Transnationalism Bibliography

Question(s) addressed by the author and working arguments

To demonstrate that the systematic study of major corporations from the Third World is important for debates about the national bourgeoisie, comprador capitalism and the controversy that currently surrounds the contentious concepts of the developmental state and globalization.

Third World Capitalist Classes are globalizing, and this phenomena can be studied from the stand point of the global system theory; that is based on the concept of transnational practices that cross state boundaries but do not necessarily originate with state agencies of actors. These practices operate in tree spheres: the economic, the political and the cultural ideological. The whole is the global system. What the theory sets out to demonstrate is that the dominant forces of global capitalism are the dominant forces on the global system. The building blocks of the theory are the transnational corporation (TNC), the transnational practices, the transnational capitalist class and the culture ideology of consumerism.

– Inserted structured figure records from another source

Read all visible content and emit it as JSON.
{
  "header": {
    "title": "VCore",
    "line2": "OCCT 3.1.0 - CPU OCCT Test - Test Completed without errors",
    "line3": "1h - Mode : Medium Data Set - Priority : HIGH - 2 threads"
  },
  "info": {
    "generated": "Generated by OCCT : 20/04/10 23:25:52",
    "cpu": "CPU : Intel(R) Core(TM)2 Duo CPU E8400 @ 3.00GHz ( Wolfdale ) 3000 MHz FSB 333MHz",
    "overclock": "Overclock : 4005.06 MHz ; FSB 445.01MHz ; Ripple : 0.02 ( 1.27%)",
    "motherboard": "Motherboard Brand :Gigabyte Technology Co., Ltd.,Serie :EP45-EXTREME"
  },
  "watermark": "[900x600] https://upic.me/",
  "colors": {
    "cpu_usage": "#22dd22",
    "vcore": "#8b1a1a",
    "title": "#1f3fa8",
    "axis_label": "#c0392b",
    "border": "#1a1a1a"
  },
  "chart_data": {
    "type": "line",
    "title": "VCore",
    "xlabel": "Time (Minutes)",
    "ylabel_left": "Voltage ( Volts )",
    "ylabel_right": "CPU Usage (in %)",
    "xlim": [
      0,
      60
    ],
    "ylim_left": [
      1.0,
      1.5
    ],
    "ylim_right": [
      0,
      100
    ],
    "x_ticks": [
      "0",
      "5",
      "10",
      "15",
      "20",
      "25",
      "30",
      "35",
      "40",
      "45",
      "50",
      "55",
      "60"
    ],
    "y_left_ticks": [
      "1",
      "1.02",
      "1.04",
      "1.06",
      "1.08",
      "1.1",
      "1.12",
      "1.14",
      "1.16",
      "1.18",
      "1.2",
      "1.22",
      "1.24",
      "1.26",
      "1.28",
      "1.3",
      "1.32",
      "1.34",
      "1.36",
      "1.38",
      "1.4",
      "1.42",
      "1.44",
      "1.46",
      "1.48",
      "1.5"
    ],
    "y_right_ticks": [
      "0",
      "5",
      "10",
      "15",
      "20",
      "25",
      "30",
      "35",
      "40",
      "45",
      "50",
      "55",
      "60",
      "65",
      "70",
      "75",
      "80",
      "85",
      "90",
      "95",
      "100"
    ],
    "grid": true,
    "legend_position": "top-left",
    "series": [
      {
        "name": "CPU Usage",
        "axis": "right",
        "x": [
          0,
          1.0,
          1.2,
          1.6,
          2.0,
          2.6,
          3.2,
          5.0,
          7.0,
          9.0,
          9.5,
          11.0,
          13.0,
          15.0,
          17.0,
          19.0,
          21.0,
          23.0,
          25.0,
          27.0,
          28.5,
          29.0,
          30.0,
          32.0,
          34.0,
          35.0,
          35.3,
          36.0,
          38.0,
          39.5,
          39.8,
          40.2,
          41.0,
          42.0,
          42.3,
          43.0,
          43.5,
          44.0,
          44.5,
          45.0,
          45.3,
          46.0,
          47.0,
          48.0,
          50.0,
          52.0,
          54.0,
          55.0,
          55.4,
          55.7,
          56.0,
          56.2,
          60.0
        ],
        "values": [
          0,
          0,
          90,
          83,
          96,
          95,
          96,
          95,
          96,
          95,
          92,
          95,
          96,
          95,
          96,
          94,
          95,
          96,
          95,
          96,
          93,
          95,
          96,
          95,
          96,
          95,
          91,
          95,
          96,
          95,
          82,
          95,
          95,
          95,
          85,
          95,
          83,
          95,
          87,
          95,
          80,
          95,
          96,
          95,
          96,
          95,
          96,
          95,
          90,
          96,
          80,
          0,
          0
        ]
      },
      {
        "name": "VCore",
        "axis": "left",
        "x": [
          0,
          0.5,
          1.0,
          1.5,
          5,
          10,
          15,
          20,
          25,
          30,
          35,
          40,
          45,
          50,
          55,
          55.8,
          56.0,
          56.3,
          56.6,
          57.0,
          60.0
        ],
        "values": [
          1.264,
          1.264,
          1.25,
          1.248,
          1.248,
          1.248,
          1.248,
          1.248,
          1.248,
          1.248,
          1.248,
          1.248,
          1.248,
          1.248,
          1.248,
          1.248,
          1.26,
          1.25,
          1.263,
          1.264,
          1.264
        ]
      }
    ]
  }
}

Conceptual references to transnational – transnationalism

Transnational Capitalist class (TCC) can be analytically divided into four main fractions:

i) TNC executives

ii) Globalising burocrats

iii) globalising politicians and professionals,

iv) consumerist elites.

TCC is transnational or global in the following aspects:

a) The economic interests of its members are increasingly globally linked rather that exclusively local and national in origin

b) The TCC seeks to exert economic control in the workplace, political control in domestic and international politics, and cultural-ideology control in every day life through specific forms of global competitive and consumerist rhetoric and practice

c) Members of the TCC have outward-oriented global rather than inward-oriented local perspectives on the most economic, politic and culture-ideology issues

d) Members of the TCC tend to share similar lifestyles, particularly patterns of higher education and consumption of luxury goods and service.

e) Members of the TCC seek to project images of themselves as citizens of the world as well as of their places of birth (cosmopolitan business tycoons)

The concept of the TCC implies that there is one central inner circle that makes system-wide decisions, and that it connects with members of the TCC in each locality, country and region

Conclusions or Final Remarks

Large corporations from the third world are not restricted to certain countries, regions or industries. State ownership of these corporations is in decline Their activities are beginning to approximate those of the large corporations of the First World. Therefore, it appears that major TW Corporations are globalizing. This provides the basis for the hypothesis that Third World Capitalist Classes are also globalizing and that the Global System Theory is the most dynamic model for understanding this changes.